Ancak savaş sırasında topla, gülleyle delinen hasar gören yerler aynen bırakılsın.

Gelip seyredenler altların konulan izah/açıklama yapan makinalardan ne zaman, hangi savaşta, neyle delindiğini, yıkıldığını çeşitli dillerde dinleyip öğrensin.

                              &

“ Bugün size fıkra gibi ancak gerçek bir olayı anlatarak yazıma son vermek istiyorum.

İnternette okumuştum size de aktarayım istedim.

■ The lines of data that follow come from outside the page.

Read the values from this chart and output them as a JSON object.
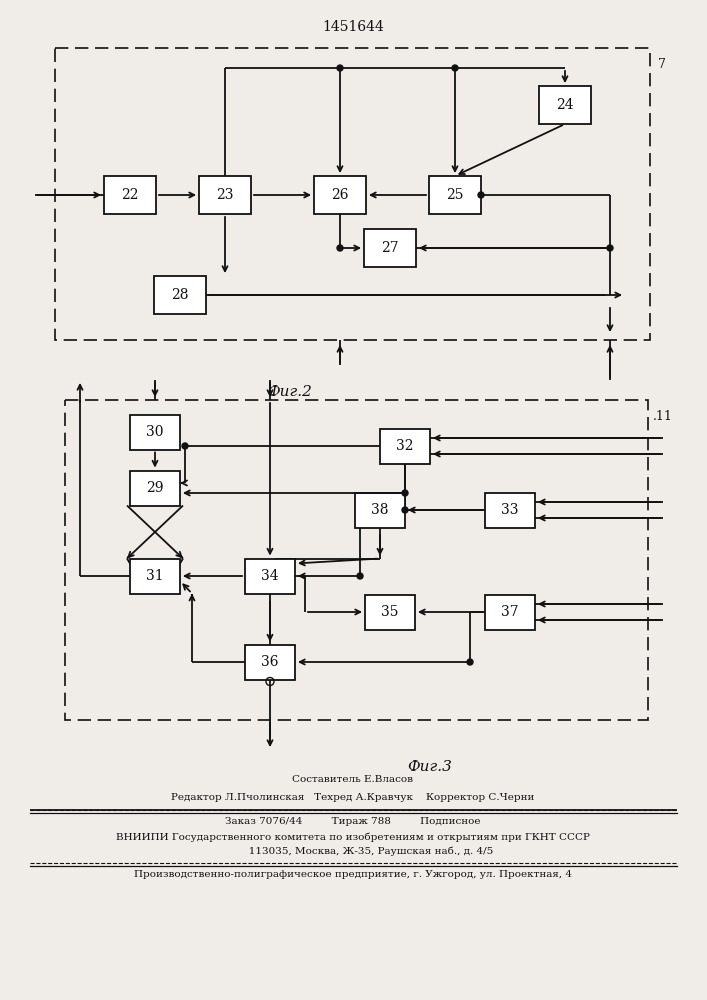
{
  "title": "1451644",
  "fig2_label": "Фиг.2",
  "fig3_label": "Фиг.3",
  "footer_line1": "Составитель Е.Власов",
  "footer_line2": "Редактор Л.Пчолинская   Техред А.Кравчук    Корректор С.Черни",
  "footer_line3": "Заказ 7076/44         Тираж 788         Подписное",
  "footer_line4": "ВНИИПИ Государственного комитета по изобретениям и открытиям при ГКНТ СССР",
  "footer_line5": "           113035, Москва, Ж-35, Раушская наб., д. 4/5",
  "footer_line6": "Производственно-полиграфическое предприятие, г. Ужгород, ул. Проектная, 4",
  "bg_color": "#f0ede8",
  "box_color": "#ffffff",
  "line_color": "#111111",
  "text_color": "#111111"
}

Ablam, geçmiş olsun diye telefon eden ama konuşurken sürekli öksüren komşusuna "Sen de git test yaptır…" demiş.

Komşunun cevabı ibretlik…

"TEST YAPTIRAYIM DA ADIM MI ÇIKSIN?"

                                   &

Yukarıdakiler kör ve sağır.

Sanki aşağıdakiler çok mu hassas…

Bu zihniyette ki insanlar için doktorlar, sağlıkçılar ve en masumlar ölüyor…

                                 &

Türkiye ne zaman düzelir?

Bir başkasının yaşamına duyulan saygı, sevgi arttığında Türkiye düzelir.

                                &

Sıra haftanın öğüdünde.

Kirveme öğütler;

Kirvem, Mevlana diyor ki

Herkesi kendine eşit gör.

Her kim olursa olsun bir insanı küçümsemek, ahlaksızlık; çok büyük görmek de korkaklıktır.

İyi bir hafta geçirmeniz dileğiyle.

Dostça kalın.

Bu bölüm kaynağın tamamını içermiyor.